Historically, it served as a vital highway that connected Ngāti Apa settlements and provided access to sacred limestone caves used as burial grounds. Hinemoa Conner, chairperson for Ngāti Apa ki te Rā Tō, remarked, "The Heaphy Track is more than just a walking trail."
The cyclone in February last year wiped out sections of the trail, including three vital bridges. The most significant loss was the Heaphy River bridge.
Development West Coast chief executive Heath Milne said it was a challenging time for the local economy.
"Karamea is definitely eager to welcome visitors back, and the Heaphy Track is really just the beginning. There is so much to see and do in and around Karamea – it is one of New Zealand’s hidden gems," Milne said.
The Department of Conservation (DOC) has been at the forefront of the restoration efforts. Not only did they focus on rebuilding, but they also took measures to ensure future resilience.

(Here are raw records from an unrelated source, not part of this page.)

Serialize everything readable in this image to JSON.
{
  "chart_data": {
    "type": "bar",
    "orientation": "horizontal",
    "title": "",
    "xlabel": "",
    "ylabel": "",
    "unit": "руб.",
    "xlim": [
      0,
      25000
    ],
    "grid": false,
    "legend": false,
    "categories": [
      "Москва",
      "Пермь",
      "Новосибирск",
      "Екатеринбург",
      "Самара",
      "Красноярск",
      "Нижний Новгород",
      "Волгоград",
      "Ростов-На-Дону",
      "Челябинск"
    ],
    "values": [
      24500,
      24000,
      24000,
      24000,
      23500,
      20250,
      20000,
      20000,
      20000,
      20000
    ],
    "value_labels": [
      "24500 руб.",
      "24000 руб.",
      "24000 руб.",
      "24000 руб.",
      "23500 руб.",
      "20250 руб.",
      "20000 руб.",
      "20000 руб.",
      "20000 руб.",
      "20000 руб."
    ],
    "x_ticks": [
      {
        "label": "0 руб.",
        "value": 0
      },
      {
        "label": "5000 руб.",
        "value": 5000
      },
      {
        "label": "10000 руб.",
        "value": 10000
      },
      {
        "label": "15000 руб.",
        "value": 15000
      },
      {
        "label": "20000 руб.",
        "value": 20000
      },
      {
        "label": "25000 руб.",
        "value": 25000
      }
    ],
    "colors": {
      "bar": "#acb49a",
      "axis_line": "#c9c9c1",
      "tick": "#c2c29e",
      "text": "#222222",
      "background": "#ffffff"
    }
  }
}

Suvi van Smit, the department’s Buller operations manager, emphasised that while the quickest solution might have been to replace the bridge with a similar design, it was crucial to ensure that the new design would endure potential future calamities. The newly reconstructed Heaphy Bridge, relocated downstream due to hydrology concerns, is now described as "looking pretty spectacular."
This spirit of community, resilience, and collaboration is evident in how the entire Karamea community rallied. Businesses found innovative solutions to cope, such as Helicopter Charter Karamea flying people over the closed sections. As cafe owner Vinnie Dunford noted, locals kept businesses ticking, eagerly awaiting the track's full reopening.
In celebrating the track's reopening, Ngāti Waewae played an integral role in blessing the new bridge across Heaphy River. Following this, the community came together for a planting day, underlining their commitment to both their cultural heritage and the environment.
“Credit to the Department of Conservation and all the teams involved in reopening the track," Heath Milne said. "Their efforts to make the track more resilient showcase a real commitment to sustainability and the long-term interests of the community."